The wonder and wisdom of the gospel is that God’s trauma addresses both these storylines. The atonement Jesus procures for us is the announcement that we are sinners who struggle with lust and anger but also the good news that this sin is not grounds for separation; it is the very soil in which the work of redemption will grow forth. Furthermore, Jesus’s death is also God’s invitation to be restored. It is God’s invitation to turn and face our wounds, to find the One who chooses not to be immune to or offended by our pain, and who instead becomes so acquainted with our pain that he offers his splayed and broken body for our nourishment and forgiveness.

Jesus’s death is also God’s invitation to be restored. It is God’s invitation to turn and face our wounds.”

In the years I have spent working with trauma, I have learned about the efficacy of good treatment, but I have learned far more about the nature of repentance. Repentance is not feeling guilty and doing our best not to make another mistake; it is turning to see the prodigal God who waits for our return so that a party can commence. This is Stacey’s God, and I long to know the delight she has found.

What I’ve learned is that I will know God most in my traumas. When I sin and when I am harmed by others, I often see Stacey’s face, as she playfully smacks at her gum, leaning over a counter, and looks into my eyes. It is as if she is asking me, “Jay, where is it that you come from that you would fall into this area of sin and violence?” And in other seasons she looks at me and says, “I wonder, now that this harm has happened to you, where will you go?”

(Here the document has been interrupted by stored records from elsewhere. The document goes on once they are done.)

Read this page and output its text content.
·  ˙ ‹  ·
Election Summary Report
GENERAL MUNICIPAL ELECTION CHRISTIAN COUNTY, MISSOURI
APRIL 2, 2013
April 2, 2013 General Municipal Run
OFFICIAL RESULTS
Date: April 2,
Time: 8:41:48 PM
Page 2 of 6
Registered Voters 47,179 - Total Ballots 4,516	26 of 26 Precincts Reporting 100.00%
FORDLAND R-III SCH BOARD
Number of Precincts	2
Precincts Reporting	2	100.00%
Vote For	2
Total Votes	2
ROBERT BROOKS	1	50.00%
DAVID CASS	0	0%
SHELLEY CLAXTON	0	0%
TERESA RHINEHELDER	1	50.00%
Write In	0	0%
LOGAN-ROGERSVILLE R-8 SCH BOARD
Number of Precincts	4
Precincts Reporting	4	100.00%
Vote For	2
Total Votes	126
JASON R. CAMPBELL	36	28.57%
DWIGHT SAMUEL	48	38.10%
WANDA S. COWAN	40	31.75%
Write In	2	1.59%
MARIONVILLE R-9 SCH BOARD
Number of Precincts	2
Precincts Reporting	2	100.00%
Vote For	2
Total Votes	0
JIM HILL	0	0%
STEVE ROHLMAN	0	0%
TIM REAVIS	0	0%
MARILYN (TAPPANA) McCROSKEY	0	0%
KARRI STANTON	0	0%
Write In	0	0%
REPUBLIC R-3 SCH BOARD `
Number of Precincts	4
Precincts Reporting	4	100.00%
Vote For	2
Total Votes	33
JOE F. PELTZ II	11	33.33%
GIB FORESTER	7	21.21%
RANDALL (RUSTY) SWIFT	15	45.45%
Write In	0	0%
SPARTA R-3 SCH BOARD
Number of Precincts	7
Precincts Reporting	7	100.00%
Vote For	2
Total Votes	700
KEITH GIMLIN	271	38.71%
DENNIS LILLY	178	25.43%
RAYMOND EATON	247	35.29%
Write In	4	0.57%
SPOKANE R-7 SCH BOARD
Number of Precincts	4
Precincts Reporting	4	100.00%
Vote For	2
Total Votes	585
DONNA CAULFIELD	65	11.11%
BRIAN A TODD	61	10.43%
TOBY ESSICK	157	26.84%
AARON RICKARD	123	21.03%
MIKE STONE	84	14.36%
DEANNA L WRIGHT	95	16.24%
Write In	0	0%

Brene Brown, a professor who has spent her career researching authentic leadership and shame, has discovered that our capacity for wholeheartedness—what we might commonly refer to as wholeness, healing, and joy—can never be greater than our willingness to be broken hearted. If I am to live with a whole heart, then it will be to the degree that I am willing to enter into the depths of what I have experienced. How do I hold onto the reality that I have done great harm to others and to myself while also being vulnerable enough to open my wounded heart and body to receive comfort and kindness? Stacey’s life offers me the best answer I know—to read the thick maroon files of my life’s violation and pain and to be willing to ask others where to find the party.